In Wednesday Sunday School I try to keep the class at a low boil all the time so the kids stay energized. There's usually an urgency to getting fast answers to questions, and often a child will belt out a wrong answer that's an excellent answer to a question I haven't asked. When possible, I will shortly follow a wrong answer with a new question that affirms that wrong answer, like so:
"Somebody remind me what happened fifty days after Easter...the Ascension! No, that's a good answer, though. C'mon, fifty days after Easter...umm, Pentecost! Yes."
And we discuss whatever was in the lesson plan about Pentecost.
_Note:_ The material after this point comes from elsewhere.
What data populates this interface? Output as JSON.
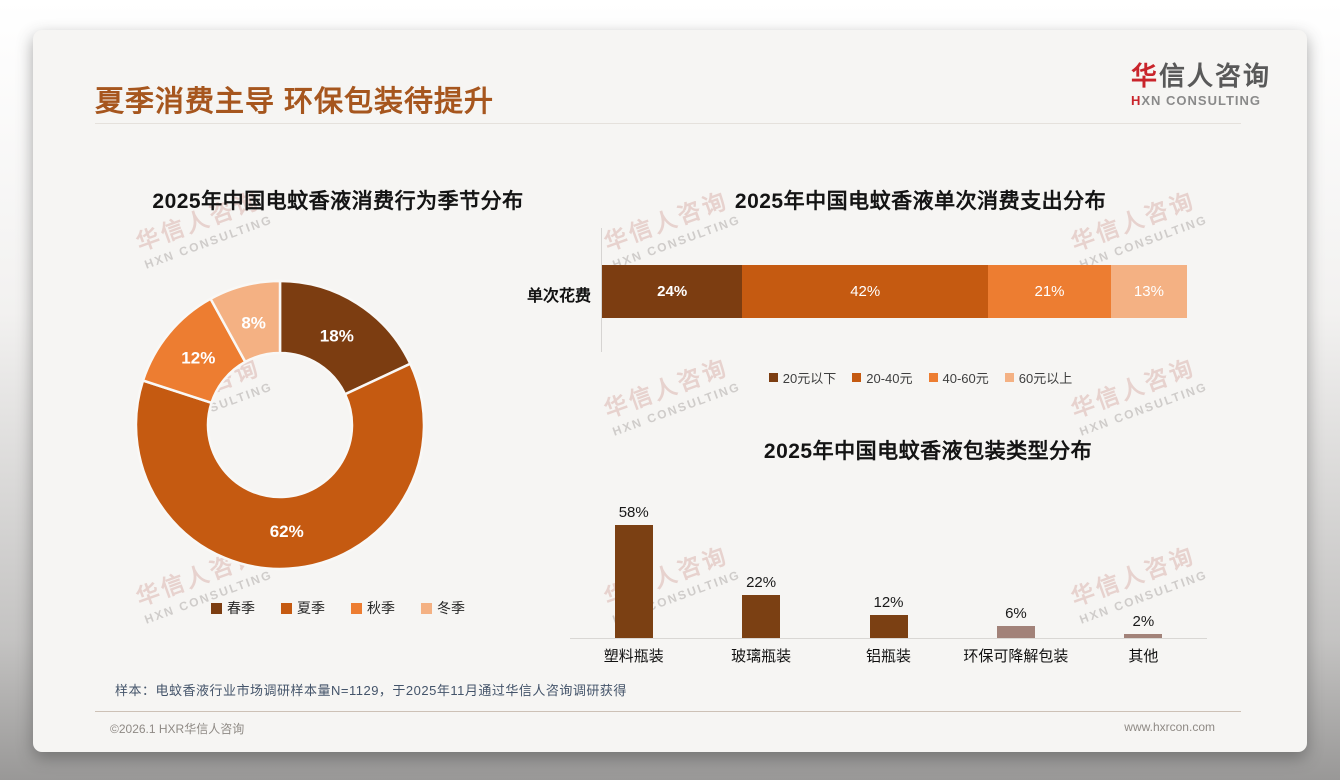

Then:
"Hey, speaking of stuff after Easter, what happened after forty days? Jesus went to Heaven! Yes, which is called? The Ascension! Yes!"
Another example:
"Who told the Israelites that God would let bad stuff happen to the Temple just like Shiloh? Isaiah! No, guess again. Samuel? Nope; this prophet also said to stop worshiping baby-eating false gods. Jeremiah! Yes! And who heard God call him three times? Samuel? There ya go. And who said a virgin would have a baby? Isaiah. Yes."
I don't have any empirical evidence (I don't even have quizzes) but I almost can see the open circuits closing when the kids connect an old wrong answer to a new right question.